Look at it this way, how much does someone being black tell you about who they are ?

Compare that to how much more information you have about a Jordanian knowing that their mom is American.

One is just cosmetic, and the other one identifies them as a member of a whole second culture.

The other side of the argument is that black is a culture in itself, perhaps one that listens to rap music, speaks in ebonics, and loves playing basketball! To me that sounds more like a stereotype than a culture, particularly since all of the above (rap, basketball, ebonics) are popular with American youth of all colors.

 
At 2:20 AM , Blogger MommaBean said...

Hani, thanks for your thoughts. In fact, since my kids go to local school and have loal friends, the fact that they are blond should be immaterial. But the reality is that it is not. Of course, my point here is really that saying he "chose" the African-American community is naive. He did not have a "choice". He could ahve called himself white till the cows come home, his appearance would always be a barrier.

Now, as for whether this is relevant to his ability to be President? Of course not. My vote is already cast and I'm an unashamed Obama supporter. His race is immaterial to the conversation to me. But, I'm sure it is more material to many of my fellow home-staters...

 
At 2:10 PM , Blogger Hani Obaid said...

I expect what makes your kids special isn't that they're blonde, but that you raised them. Good thing for them, I think 3rd culture kids tend to have insights into both cultures that the natives of each culture cannot.

In the same sense Obama would have been Kenyan American if he hadn't been separated from his father at age 2.

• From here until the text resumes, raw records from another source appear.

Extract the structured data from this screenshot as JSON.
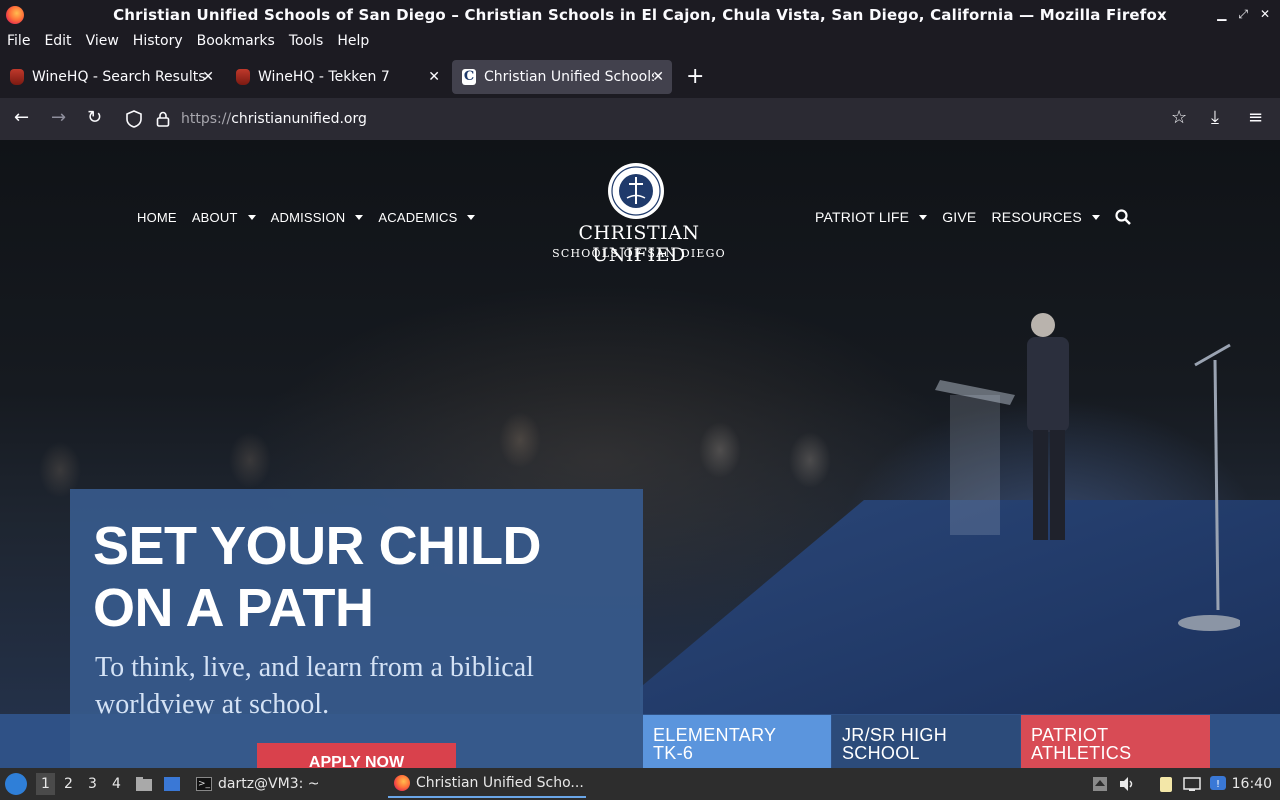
{
  "window": {
    "title": "Christian Unified Schools of San Diego – Christian Schools in El Cajon, Chula Vista, San Diego, California — Mozilla Firefox"
  },
  "menu": [
    "File",
    "Edit",
    "View",
    "History",
    "Bookmarks",
    "Tools",
    "Help"
  ],
  "tabs": [
    {
      "label": "WineHQ - Search Results",
      "favicon": "wine-icon",
      "active": false
    },
    {
      "label": "WineHQ - Tekken 7",
      "favicon": "wine-icon",
      "active": false
    },
    {
      "label": "Christian Unified Schools",
      "favicon": "cus-icon",
      "active": true
    }
  ],
  "urlbar": {
    "protocol": "https://",
    "host": "christianunified.org"
  },
  "site": {
    "nav_left": [
      {
        "label": "HOME",
        "dropdown": false
      },
      {
        "label": "ABOUT",
        "dropdown": true
      },
      {
        "label": "ADMISSION",
        "dropdown": true
      },
      {
        "label": "ACADEMICS",
        "dropdown": true
      }
    ],
    "nav_right": [
      {
        "label": "PATRIOT LIFE",
        "dropdown": true
      },
      {
        "label": "GIVE",
        "dropdown": false
      },
      {
        "label": "RESOURCES",
        "dropdown": true
      }
    ],
    "logo": {
      "name": "CHRISTIAN UNIFIED",
      "sub": "SCHOOLS OF SAN DIEGO"
    },
    "hero": {
      "headline_line1": "SET YOUR CHILD",
      "headline_line2": "ON A PATH",
      "subtitle_line1": "To think, live, and learn from a biblical",
      "subtitle_line2": "worldview at school.",
      "cta": "APPLY NOW"
    },
    "tiles": [
      {
        "line1": "ELEMENTARY",
        "line2": "TK-6"
      },
      {
        "line1": "JR/SR HIGH",
        "line2": "SCHOOL"
      },
      {
        "line1": "PATRIOT",
        "line2": "ATHLETICS"
      }
    ]
  },
  "taskbar": {
    "workspaces": [
      "1",
      "2",
      "3",
      "4"
    ],
    "terminal": "dartz@VM3: ~",
    "firefox_task": "Christian Unified Scho...",
    "clock": "16:40"
  },
  "colors": {
    "hero_card": "#375a8c",
    "apply_button": "#d9414c",
    "tile_elementary": "#5b95dd",
    "tile_high_school": "#2c4b7a",
    "tile_athletics": "#d84b55"
  }
}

Eventhough both my parents are Arab, I am slightly less so because I spent too much time abroad.

Some people still consider him Kenyan American simply based on his bloodlines. I think these are the racist ones. Incidentally we have a lot of racism in our own culture, not only based on whether you're an arab or not, but which country, then which city your family originally descended from, and which part of the city even. In fact all of the above would be among the first things an arab would ask another arab on meeting them. Then the stereotyping begins :)

I hope I haven't inadvertently said anything offensive.

 
At 10:26 PM , Blogger MommaBean said...

Hani, I couldn't agree more. And, I assure you my kids are odd in SO many ways. Most of them stem from my raising them, teehee.